Abstract: Numerous modern applications generate high-speed data streams, for example, search engines, online stores, network traffic, finance data, etc. Developing scalable algorithms for data stream computations is recently considered as one of the 10 challenging problems in data mining research. Based on the idea of maximally-skewed stable random projections, Compressed Counting (CC) is a very efficient algorithm for counting (estimating) the p-th frequency moments of data streams. When p = 1, it is known that one can compute the first moment (sum) trivially using a single counter. When p is close 1, one may speculate that there should exist an intelligent counting system that works almost like a single counter. CC is the first such intelligent counting system, while previous algorithms including the well-known method of symmetric stable random projections (Indyk 2006, Li 2008) still require a large storage space at p =1. In fact, CC breaks the previously known large-deviation bound O(1/ε2), to O(1/ε) as p tends to 1. The improvement of CC over symmetric stable random projections in a sense approaches infinity as p tends to 1.

One application of CC is for estimating entropy of data streams.

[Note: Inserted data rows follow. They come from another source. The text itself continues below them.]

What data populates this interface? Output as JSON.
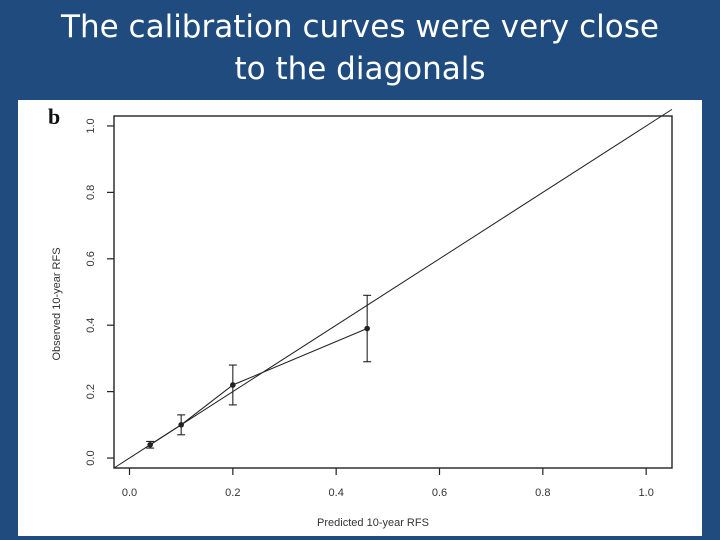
{
  "slide": {
    "title_line1": "The calibration curves were very close",
    "title_line2": "to the diagonals"
  },
  "chart_data": {
    "type": "line",
    "panel_label": "b",
    "xlabel": "Predicted 10-year RFS",
    "ylabel": "Observed 10-year RFS",
    "xlim": [
      -0.03,
      1.05
    ],
    "ylim": [
      -0.03,
      1.03
    ],
    "x_ticks": [
      0.0,
      0.2,
      0.4,
      0.6,
      0.8,
      1.0
    ],
    "x_tick_labels": [
      "0.0",
      "0.2",
      "0.4",
      "0.6",
      "0.8",
      "1.0"
    ],
    "y_ticks": [
      0.0,
      0.2,
      0.4,
      0.6,
      0.8,
      1.0
    ],
    "y_tick_labels": [
      "0.0",
      "0.2",
      "0.4",
      "0.6",
      "0.8",
      "1.0"
    ],
    "grid": false,
    "reference_line": [
      [
        -0.03,
        -0.03
      ],
      [
        1.05,
        1.05
      ]
    ],
    "series": [
      {
        "x": [
          0.04,
          0.1,
          0.2,
          0.46
        ],
        "y": [
          0.04,
          0.1,
          0.22,
          0.39
        ],
        "err_low": [
          0.03,
          0.07,
          0.16,
          0.29
        ],
        "err_high": [
          0.05,
          0.13,
          0.28,
          0.49
        ]
      }
    ],
    "line_color": "#222222"
  }
}
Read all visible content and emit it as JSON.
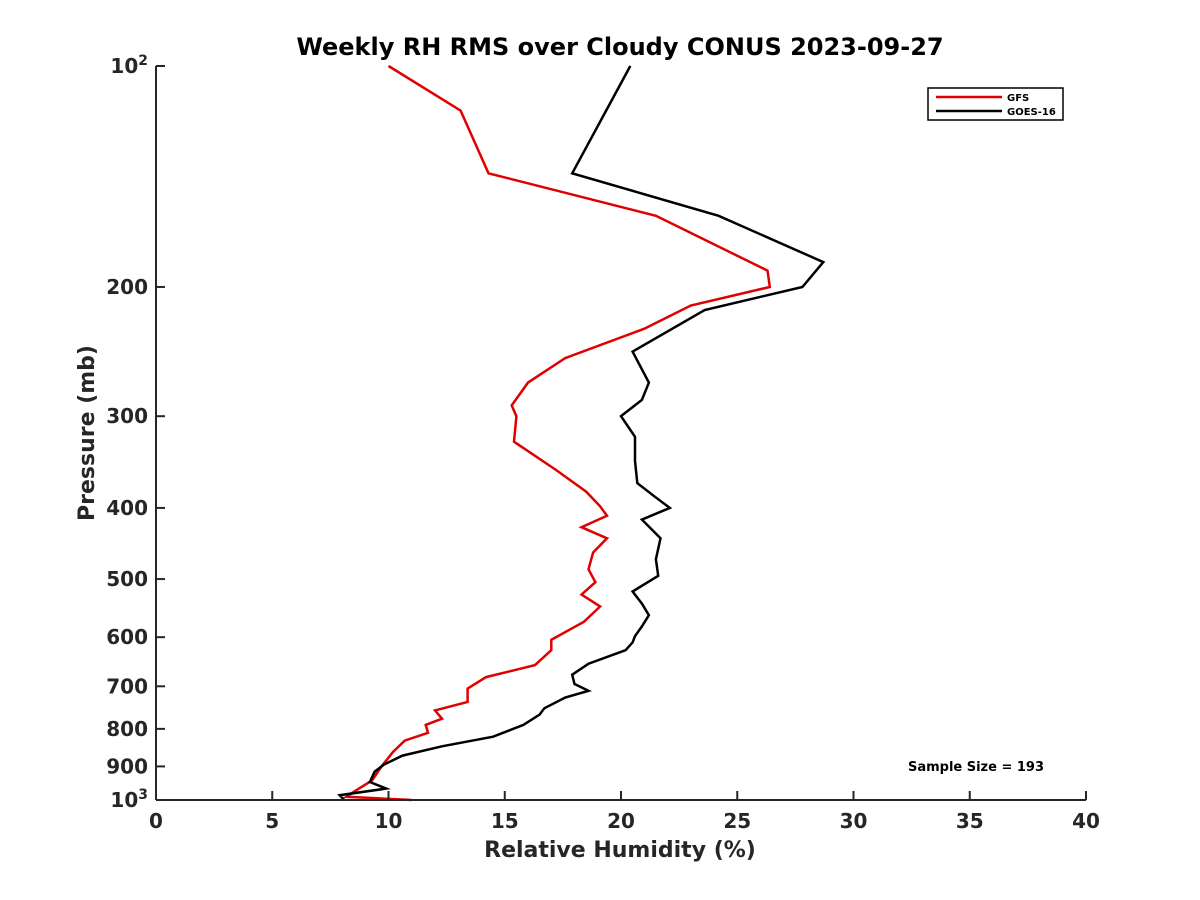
{
  "chart_data": {
    "type": "line",
    "title": "Weekly RH RMS over Cloudy CONUS 2023-09-27",
    "xlabel": "Relative Humidity (%)",
    "ylabel": "Pressure (mb)",
    "xlim": [
      0,
      40
    ],
    "ylim": [
      100,
      1000
    ],
    "yscale": "log",
    "y_reversed": true,
    "grid": false,
    "legend_position": "top-right",
    "xticks": [
      0,
      5,
      10,
      15,
      20,
      25,
      30,
      35,
      40
    ],
    "xtick_labels": [
      "0",
      "5",
      "10",
      "15",
      "20",
      "25",
      "30",
      "35",
      "40"
    ],
    "yticks": [
      {
        "value": 100,
        "label": "10",
        "sup": "2"
      },
      {
        "value": 200,
        "label": "200",
        "sup": ""
      },
      {
        "value": 300,
        "label": "300",
        "sup": ""
      },
      {
        "value": 400,
        "label": "400",
        "sup": ""
      },
      {
        "value": 500,
        "label": "500",
        "sup": ""
      },
      {
        "value": 600,
        "label": "600",
        "sup": ""
      },
      {
        "value": 700,
        "label": "700",
        "sup": ""
      },
      {
        "value": 800,
        "label": "800",
        "sup": ""
      },
      {
        "value": 900,
        "label": "900",
        "sup": ""
      },
      {
        "value": 1000,
        "label": "10",
        "sup": "3"
      }
    ],
    "series": [
      {
        "name": "GFS",
        "color": "#e00000",
        "x": [
          10.0,
          13.1,
          14.3,
          21.5,
          26.3,
          26.4,
          23.0,
          21.0,
          17.6,
          16.0,
          15.3,
          15.5,
          15.4,
          17.2,
          18.5,
          19.1,
          19.4,
          18.3,
          19.4,
          18.8,
          18.6,
          18.9,
          18.3,
          19.1,
          18.4,
          17.0,
          17.0,
          16.3,
          14.2,
          13.4,
          13.4,
          12.0,
          12.3,
          11.6,
          11.7,
          10.7,
          10.2,
          9.7,
          9.3,
          8.5,
          8.2,
          11.0
        ],
        "y": [
          100,
          115,
          140,
          160,
          190,
          200,
          212,
          228,
          250,
          270,
          290,
          300,
          325,
          355,
          380,
          398,
          410,
          425,
          440,
          460,
          485,
          505,
          525,
          545,
          572,
          605,
          625,
          655,
          680,
          705,
          735,
          755,
          775,
          790,
          810,
          830,
          860,
          900,
          940,
          975,
          990,
          1000
        ]
      },
      {
        "name": "GOES-16",
        "color": "#000000",
        "x": [
          20.4,
          17.9,
          24.2,
          28.7,
          27.8,
          23.6,
          20.5,
          21.2,
          20.9,
          20.0,
          20.6,
          20.6,
          20.7,
          21.4,
          22.1,
          20.9,
          21.7,
          21.5,
          21.6,
          20.5,
          20.9,
          21.2,
          20.9,
          20.6,
          20.5,
          20.2,
          18.6,
          17.9,
          18.0,
          18.6,
          17.6,
          16.7,
          16.5,
          15.8,
          14.5,
          12.3,
          10.6,
          9.8,
          9.4,
          9.2,
          9.9,
          7.9,
          8.1
        ],
        "y": [
          100,
          140,
          160,
          185,
          200,
          215,
          245,
          270,
          285,
          300,
          320,
          345,
          370,
          385,
          400,
          415,
          440,
          470,
          495,
          520,
          540,
          560,
          580,
          598,
          610,
          625,
          652,
          675,
          695,
          710,
          725,
          750,
          765,
          790,
          820,
          845,
          870,
          895,
          915,
          945,
          965,
          985,
          1000
        ]
      }
    ],
    "annotation": "Sample Size = 193"
  }
}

For example, a FOCS 2008 paper suggested using the p-th moment with p=1+δ to approximate Shannon entropy where |δ| < 0.0001. After presenting the theory of CC, this talk will demonstrate the bias-variance trade-off in estimating Shannon entropy and present some empirical results on real Web crawl data. Two important conclusions can be drawn:

  1. Using CC with p=1+δ provides a highly efficient algorithm for estimating entropy.
  2. Using symmetric stable random projections (Indyk 2006, Li 2008) with p = 1+δ is impractical because the required storage space (sample size) is disastrously large; and instead, one should exploit the bias-variance trade-off by using p away from 1.